Windlab Ltd (ASX:WND), one of the two companies behind the Kennedy Energy Park project, said in an update on Tuesday that the EPC contractor has failed to deliver in time a fully functioning, compliant generator performance standard (GPS) model and electrical plant meeting the network standards. This has so far prevented the registration of the project as a generator, which is key for launching full commercial operation.
The Kennedy complex combines 43.2 MW of wind, 15 MW of solar and 2 MW/4 MWh of Tesla battery storage capacity. It started generating limited volumes of power in August 2019.

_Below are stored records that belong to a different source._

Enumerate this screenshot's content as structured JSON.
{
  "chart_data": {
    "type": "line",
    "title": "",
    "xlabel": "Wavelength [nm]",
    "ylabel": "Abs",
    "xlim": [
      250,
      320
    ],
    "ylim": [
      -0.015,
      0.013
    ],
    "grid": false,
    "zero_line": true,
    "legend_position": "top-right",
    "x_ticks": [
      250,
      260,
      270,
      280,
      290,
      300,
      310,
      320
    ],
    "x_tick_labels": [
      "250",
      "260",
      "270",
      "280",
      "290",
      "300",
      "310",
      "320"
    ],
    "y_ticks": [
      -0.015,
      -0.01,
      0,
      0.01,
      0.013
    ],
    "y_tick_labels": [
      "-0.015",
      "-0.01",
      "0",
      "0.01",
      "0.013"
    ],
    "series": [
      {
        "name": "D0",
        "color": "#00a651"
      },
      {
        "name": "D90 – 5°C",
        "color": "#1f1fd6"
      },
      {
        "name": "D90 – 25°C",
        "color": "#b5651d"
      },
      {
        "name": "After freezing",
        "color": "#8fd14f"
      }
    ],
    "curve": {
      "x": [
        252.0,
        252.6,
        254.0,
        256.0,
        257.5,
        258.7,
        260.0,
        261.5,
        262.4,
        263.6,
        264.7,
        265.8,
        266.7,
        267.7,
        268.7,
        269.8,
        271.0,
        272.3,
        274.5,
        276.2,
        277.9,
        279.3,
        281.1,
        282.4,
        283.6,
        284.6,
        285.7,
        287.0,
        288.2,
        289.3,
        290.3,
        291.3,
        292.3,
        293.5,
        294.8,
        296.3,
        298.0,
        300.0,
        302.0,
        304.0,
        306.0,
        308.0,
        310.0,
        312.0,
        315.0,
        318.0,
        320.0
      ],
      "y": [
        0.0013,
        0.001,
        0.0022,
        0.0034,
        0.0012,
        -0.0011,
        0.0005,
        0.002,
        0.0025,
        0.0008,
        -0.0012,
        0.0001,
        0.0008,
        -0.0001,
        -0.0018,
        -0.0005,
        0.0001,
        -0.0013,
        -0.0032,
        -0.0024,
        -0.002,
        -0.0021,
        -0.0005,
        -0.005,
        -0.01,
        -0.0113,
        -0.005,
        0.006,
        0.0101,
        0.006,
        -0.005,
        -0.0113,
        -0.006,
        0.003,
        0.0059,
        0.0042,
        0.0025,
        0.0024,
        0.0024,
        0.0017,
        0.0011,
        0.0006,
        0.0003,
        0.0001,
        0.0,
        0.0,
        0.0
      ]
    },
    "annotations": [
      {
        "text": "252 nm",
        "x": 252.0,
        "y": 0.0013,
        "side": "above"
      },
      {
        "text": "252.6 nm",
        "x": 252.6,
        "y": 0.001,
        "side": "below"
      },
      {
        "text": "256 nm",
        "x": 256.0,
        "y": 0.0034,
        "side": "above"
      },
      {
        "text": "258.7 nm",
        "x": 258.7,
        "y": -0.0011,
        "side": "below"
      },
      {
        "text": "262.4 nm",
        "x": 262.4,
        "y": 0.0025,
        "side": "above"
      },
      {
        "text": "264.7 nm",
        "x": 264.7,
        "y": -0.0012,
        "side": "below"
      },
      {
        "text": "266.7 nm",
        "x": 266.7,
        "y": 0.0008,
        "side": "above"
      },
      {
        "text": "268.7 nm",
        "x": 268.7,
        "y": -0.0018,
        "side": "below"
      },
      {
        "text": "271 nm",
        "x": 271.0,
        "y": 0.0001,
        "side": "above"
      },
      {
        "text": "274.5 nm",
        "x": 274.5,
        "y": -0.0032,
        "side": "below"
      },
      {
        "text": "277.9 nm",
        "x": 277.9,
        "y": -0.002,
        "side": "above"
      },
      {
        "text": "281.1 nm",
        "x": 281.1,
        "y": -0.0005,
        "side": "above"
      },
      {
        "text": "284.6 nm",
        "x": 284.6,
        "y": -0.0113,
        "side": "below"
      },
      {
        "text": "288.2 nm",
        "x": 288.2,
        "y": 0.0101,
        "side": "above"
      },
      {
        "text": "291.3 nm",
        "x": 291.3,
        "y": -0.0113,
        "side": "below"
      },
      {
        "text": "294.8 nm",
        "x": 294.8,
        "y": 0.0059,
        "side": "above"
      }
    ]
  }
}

The project developers, Australian Windlab and Japanese firm Eurus Energy Holdings Corp, earlier this year sought liquidated damages from the contractor, which disputed these and in turn requested certain milestone payments. The dispute has now escalated to a security of payment adjudication. The Kennedy developers have until November 26 to respond to the EPC contractor’s submission to the adjudicator.
“Windlab believes that Kennedy Energy Park has recourse under the terms of the EPC contract for these ongoing delays and costs if substantive legal proceedings become necessary,” Windlab said.
According to the update, the original construction and commissioning programme for the project is already 13 months behind schedule.